The Day a Town Gave Itself for Christmas

“It was a bitterly cold Sunday night that December 23rd, 1945. Even today I can see the flames from my service station lighting up most of Madoc, Ontario.” Jack Baker chuckles. “I wasn’t laughing then, I can tell you. I had just spent every thin dime I had to buy that station. Every spare penny I could scrape up was invested in the 5000 gallons of gas in those tanks. Whether my family and I had a Christmas at all, was a matter of whether or not I sold that gas. When I ran up and saw those flames shooting through the roof, I saw my whole life going up in smoke. Including every stick of furniture I owned, which was stored above the station. I was wiped out.

“Everyone tried their best, but it was a burned out shell by morning. As I stood there, alone in the frozen ice coated remains, I saw a 300 pound air compressor that I had thrown outside at the height of the fire. I tried to lift it and I couldn’t.

“Then a strange thing happened. As I stood there in the wreckage of my station people started arriving. Before long most of the town was there. Even farmers from miles away. They didn’t waste time talking about it, or offering sympathy, they just pitched in and started chopping and shovelling away all the ice and snow. They worked like beavers. Pretty soon the lot was cleared. The town electrician rigged power for my pumps, which had escaped damage.

“As if that wasn’t enough, those people did the darnedest thing. They got into their cars and lined up at the pumps. They filled their tanks to overflowing. I still think some went home, filled the tractor from their car and came back for more. Anyway, by dark I had sold more gas than I ever had in my life. They cleaned me out. And I had money for Christmas.
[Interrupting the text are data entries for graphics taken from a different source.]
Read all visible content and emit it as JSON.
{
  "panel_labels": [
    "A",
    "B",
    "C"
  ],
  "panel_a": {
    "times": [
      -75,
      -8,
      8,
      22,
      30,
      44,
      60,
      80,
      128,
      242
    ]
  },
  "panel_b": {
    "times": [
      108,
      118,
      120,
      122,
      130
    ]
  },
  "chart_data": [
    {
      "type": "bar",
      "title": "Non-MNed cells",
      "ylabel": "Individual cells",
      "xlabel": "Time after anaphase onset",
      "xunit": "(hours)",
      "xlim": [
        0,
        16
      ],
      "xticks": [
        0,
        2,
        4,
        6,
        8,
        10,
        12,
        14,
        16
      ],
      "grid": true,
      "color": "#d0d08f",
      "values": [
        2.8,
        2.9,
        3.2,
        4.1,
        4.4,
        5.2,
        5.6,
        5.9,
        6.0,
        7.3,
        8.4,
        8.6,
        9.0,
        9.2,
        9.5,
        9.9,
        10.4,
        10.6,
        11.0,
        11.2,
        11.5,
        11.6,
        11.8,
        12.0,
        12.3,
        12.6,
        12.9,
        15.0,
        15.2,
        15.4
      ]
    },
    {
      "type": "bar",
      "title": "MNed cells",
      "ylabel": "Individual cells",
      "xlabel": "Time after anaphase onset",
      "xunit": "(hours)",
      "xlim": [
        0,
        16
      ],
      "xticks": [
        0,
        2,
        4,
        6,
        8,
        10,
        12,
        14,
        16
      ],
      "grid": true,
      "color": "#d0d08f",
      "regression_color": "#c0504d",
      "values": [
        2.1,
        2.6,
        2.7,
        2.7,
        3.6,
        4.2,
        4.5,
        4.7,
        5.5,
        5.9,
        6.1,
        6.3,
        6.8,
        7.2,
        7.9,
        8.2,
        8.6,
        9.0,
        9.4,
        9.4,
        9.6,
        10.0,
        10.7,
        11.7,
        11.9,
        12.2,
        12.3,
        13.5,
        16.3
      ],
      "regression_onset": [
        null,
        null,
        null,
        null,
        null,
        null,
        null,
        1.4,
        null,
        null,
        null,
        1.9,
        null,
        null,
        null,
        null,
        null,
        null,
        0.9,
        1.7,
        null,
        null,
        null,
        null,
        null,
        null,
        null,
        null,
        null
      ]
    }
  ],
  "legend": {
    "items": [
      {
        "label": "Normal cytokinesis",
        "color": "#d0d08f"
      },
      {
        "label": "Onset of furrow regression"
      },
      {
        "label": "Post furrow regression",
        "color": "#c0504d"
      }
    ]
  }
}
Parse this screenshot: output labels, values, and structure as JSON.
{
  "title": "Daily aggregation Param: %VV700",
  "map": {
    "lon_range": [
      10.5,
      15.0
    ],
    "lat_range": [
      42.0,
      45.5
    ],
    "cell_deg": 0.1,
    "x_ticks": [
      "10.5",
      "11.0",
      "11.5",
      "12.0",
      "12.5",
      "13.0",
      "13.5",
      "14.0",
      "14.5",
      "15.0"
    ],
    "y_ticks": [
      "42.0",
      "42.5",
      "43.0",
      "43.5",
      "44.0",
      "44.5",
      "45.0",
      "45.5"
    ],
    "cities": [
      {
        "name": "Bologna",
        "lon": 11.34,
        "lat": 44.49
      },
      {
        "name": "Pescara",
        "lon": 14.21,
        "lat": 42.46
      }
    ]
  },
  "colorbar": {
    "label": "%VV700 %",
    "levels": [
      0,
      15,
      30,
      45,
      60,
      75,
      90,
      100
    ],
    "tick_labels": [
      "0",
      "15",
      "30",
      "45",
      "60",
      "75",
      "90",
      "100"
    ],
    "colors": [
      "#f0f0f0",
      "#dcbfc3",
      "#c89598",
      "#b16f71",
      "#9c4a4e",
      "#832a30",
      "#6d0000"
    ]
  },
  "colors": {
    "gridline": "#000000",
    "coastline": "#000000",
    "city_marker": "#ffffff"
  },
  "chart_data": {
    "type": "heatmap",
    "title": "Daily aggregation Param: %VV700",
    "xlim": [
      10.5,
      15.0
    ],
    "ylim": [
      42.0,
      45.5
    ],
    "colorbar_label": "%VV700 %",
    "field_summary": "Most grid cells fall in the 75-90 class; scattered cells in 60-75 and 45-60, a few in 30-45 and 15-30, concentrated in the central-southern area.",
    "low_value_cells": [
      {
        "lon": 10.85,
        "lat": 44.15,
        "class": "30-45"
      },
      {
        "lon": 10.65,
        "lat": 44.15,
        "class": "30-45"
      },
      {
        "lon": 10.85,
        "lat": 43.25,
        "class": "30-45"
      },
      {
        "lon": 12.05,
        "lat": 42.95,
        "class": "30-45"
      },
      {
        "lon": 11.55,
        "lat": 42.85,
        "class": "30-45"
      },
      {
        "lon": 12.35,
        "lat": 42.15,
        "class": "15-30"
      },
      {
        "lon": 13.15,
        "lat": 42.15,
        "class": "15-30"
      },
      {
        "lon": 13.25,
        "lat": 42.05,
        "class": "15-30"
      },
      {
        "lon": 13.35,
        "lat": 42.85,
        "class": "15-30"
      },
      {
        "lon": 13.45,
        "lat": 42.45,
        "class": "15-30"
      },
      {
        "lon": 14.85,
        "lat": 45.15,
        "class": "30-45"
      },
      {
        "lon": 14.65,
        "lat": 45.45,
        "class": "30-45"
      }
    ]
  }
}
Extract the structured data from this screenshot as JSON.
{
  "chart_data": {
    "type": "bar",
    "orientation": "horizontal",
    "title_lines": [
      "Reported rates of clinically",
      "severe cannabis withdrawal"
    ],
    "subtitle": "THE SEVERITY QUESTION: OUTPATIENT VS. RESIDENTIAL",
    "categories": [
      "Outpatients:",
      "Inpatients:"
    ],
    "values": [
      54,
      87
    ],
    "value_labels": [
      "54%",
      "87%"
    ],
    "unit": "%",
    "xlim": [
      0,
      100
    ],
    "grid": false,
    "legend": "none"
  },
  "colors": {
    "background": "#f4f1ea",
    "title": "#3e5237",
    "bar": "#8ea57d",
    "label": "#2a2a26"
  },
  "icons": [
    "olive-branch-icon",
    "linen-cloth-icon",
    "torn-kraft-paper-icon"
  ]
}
“Every year since, just before Christmas, I can’t help remembering the charred remains of that other Christmas. But most of all, I remember those wonderful people in Madoc. Without asking, or hesitation, they banded together and unselfishly gave me a priceless Christmas present I’ll never forget. That taught me one thing. Besides having your health, there’s nothing more important in life than having good friends. Fortunately for me, I’ve kept both. Which has enabled me to realize my life’s ambition, to create two of the finest, smooth-tasting Canadian whiskies available today, Secret and Top Secret. When you taste them, I know you’ll be pleased. All you have to remember is to mention my name: Jack Baker.”

Wow! Jack Baker was a great salesman (as you can tell from the story’s end – but it is an ad, after all), and a great storyteller. And thanks to Frank and Lib Baillie coming across Meanwhile, at the Manse and sharing their wealth of Jack Baker and Madoc knowledge, I can share a wonderful Christmas story with you all, featuring kindness and neighbourliness and true Christmas spirit in our own Madoc.

I think we can all raise a toast to that.